National Portrait Gallery
National Portrait Gallery

National Portrait Gallery

Yesterday, I went to London. Some days, though I was a little nervous travelling on my own, are a privilege to live through, to experience. Yesterday, was one of those. I spent some time in the National Portrait Gallery, just wandering. I am particularly drawn to sumptuous fabrics, but then I look up at their eyes.

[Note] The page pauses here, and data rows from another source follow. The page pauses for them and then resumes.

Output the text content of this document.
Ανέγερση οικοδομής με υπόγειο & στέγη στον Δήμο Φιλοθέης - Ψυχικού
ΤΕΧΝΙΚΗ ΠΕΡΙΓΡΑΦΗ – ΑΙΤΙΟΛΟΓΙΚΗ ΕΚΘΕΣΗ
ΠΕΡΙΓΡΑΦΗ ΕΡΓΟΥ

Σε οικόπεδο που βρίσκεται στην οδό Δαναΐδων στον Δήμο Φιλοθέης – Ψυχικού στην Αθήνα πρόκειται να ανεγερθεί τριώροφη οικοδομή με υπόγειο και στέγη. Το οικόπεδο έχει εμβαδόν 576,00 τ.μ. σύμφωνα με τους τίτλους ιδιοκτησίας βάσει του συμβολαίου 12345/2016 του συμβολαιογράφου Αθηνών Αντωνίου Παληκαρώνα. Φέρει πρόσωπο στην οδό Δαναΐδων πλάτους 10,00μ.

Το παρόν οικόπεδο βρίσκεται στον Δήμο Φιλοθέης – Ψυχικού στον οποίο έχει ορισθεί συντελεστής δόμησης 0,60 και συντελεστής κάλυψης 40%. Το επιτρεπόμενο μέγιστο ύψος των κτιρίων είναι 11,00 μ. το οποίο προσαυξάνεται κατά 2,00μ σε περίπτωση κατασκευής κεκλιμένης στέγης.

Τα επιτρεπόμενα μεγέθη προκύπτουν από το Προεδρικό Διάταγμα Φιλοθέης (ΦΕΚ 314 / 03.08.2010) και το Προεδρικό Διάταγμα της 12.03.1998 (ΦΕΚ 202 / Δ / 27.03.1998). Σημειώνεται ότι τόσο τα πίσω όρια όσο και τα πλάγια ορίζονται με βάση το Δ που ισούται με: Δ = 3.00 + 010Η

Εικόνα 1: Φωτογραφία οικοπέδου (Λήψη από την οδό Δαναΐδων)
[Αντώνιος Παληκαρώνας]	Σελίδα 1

Lady Colin Cambell, by Giovanni Boldini, painted 1894. I was tired by the time I found it, and I walked by too close to understand the beauty and the wonder of the painting itself. The strokes were thick and broad and meant nothing until you stepped back, just a little way. Then the silk/taffeta became tangible and I felt I could touch it, rearrange it around this woman’s feet. It left me a little breathless, with the gorgeousness of it though, there was much about the painting that I didn’t like. Her waist, that drew you away from her eyes, from where her life spilled out, to that tiny impossible circumference, like a band around her. The picture speaks of freedom and voluptuousness, (which I loved) and yet the impossibility of her shape, because of that tiny corset of tightness tempered the defiance writ large within her face. I only read the short note beside the picture, a paragraph to describe the nuances and wild storms of her day to day existence. I will find out more, if only to satisfy myself that what I saw within this work, was a little of the truth.

After spending supper talking with a friend, who allows me to scrape the top off my life, we then went to see Shadowlands. The story of CS Lewis and his short brush with love, when he himself admits, he began to live. But life is not happiness, it is the soaring heights of joy, interspersed with pain, such pain, (life in all its fullness), ably depicted by Hugh Bonneville. (Some actors with their craft and competence leave you to immerse yourself in the play itself, the words, the stage settings – disconcerting and yet simple). The walk back to Waterloo, across the bridge, mercifully in the dry was London at its best. The lights and life, the smells and clatter, beautiful if you don’t get too close.

I may have cried a little at the play. I may have been scared walking back to my car, 1 am along a dark and empty road. I may have been uncomfortable driving through the fog and rain, with scratchy eyes and aching hips.

But some days are meant to be lived, experienced, savoured. Such a privilege and I just wanted to share it.